Nord : des frites, des camions… et des voisins en ébullition
Nord : des frites, des camions… et des voisins en ébullition

À Escaudœuvres, près de Cambrai, l’annonce de l’implantation d’une usine belge de frites sur le site d’une ancienne sucrerie ravive les tensions entre ambitions industrielles et qualité de vie. Le groupe Agristo, géant de la pomme de terre surgelée, prévoit de transformer jusqu’à 300 000 tonnes de tubercules par an. Mais pour une partie des riverains, le projet a déjà un goût amer. Ouverte 24h/24, 7j/7, l’usine pourrait générer 350 emplois directs… mais aussi 350 poids lourds par jour, auxquels s’ajoutent les 15 000 véhicules circulant déjà sur l’axe principal. 

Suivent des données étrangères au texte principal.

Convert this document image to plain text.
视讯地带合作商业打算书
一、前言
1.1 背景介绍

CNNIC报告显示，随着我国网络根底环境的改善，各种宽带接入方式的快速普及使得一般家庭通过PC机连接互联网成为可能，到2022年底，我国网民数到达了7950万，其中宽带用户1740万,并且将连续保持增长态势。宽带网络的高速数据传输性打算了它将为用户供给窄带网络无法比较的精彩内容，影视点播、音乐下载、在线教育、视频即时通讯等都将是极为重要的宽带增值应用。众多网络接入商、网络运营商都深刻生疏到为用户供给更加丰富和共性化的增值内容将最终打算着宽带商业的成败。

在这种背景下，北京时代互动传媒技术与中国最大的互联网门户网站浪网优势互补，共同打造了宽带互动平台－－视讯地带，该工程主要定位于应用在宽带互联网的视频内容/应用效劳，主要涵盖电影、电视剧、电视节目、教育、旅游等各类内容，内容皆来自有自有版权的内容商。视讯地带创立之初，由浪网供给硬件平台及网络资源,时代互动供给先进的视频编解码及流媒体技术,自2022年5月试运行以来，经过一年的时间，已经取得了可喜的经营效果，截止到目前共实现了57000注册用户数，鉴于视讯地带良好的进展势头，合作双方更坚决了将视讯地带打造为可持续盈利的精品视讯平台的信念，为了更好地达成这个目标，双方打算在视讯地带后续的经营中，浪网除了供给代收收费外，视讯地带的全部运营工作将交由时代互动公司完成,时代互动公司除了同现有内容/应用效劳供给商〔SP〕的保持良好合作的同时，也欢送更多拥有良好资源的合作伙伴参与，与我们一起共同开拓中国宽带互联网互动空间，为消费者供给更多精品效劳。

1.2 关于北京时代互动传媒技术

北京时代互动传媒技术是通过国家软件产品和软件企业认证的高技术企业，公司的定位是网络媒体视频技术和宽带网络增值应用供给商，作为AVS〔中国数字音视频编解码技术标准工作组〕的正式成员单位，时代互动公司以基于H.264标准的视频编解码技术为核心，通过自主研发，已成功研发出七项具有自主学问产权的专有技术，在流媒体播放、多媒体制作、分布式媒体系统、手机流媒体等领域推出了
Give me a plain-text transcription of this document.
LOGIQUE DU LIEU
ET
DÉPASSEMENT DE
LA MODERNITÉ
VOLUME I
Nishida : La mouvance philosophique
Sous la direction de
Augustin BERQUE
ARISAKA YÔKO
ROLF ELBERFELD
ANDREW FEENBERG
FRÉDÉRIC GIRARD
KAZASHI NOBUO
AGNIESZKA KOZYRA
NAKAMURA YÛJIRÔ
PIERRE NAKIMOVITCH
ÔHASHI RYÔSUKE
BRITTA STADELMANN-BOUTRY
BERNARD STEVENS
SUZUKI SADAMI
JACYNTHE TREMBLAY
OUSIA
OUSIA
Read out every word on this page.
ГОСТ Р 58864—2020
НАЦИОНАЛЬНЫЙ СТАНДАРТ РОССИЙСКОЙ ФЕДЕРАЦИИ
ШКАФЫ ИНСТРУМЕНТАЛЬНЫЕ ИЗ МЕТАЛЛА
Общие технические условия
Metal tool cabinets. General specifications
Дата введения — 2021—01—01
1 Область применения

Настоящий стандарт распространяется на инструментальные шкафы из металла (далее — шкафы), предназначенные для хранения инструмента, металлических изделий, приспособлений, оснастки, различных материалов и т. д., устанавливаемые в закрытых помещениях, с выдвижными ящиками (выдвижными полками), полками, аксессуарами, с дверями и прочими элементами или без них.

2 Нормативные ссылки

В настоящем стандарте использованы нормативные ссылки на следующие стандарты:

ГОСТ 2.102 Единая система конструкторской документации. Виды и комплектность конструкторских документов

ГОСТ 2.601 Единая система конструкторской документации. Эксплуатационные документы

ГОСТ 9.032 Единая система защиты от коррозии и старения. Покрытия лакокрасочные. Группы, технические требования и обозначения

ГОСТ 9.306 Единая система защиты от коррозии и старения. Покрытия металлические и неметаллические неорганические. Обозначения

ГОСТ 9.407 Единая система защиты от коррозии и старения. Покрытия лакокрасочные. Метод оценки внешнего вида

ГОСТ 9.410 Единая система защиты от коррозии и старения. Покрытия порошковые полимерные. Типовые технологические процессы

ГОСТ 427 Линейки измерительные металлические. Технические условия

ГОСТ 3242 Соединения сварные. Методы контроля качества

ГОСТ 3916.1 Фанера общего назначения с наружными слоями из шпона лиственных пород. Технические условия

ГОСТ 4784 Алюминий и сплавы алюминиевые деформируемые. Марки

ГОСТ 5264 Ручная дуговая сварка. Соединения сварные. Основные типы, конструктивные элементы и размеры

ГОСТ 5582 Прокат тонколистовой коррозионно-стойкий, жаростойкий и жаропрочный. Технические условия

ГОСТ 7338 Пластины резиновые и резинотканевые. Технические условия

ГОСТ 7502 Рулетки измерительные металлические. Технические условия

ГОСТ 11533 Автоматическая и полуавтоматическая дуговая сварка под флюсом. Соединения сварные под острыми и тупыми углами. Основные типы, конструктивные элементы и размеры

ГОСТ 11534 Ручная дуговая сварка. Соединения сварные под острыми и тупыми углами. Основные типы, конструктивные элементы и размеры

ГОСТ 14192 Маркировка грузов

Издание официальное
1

Entre relocalisation et rejet local

Une perspective jugée intenable par les membres de l’association Aqverse, qui dénoncent les nuisances à venir : pollution, bruit, odeurs persistantes, insécurité routière. Une pétition lancée le 8 avril a déjà rassemblé plus de 150 signatures. Le projet suscite aussi des divisions : un producteur local de pommes de terre, favorable à l’usine, défend une relocalisation qui réduirait les trajets entre champs français et usines belges. Pour lui, le site reprend simplement sa vocation agroalimentaire, comme à l’époque de la sucrerie Tereos. Un avis partagé par certains habitants, mais loin de convaincre les opposants qui pointent le changement d’échelle. L’enquête publique, ouverte jusqu’au 26 mai, devra trancher entre frite et friction. Pour l’heure, à Escaudœuvres, l’huile commence déjà à chauffer.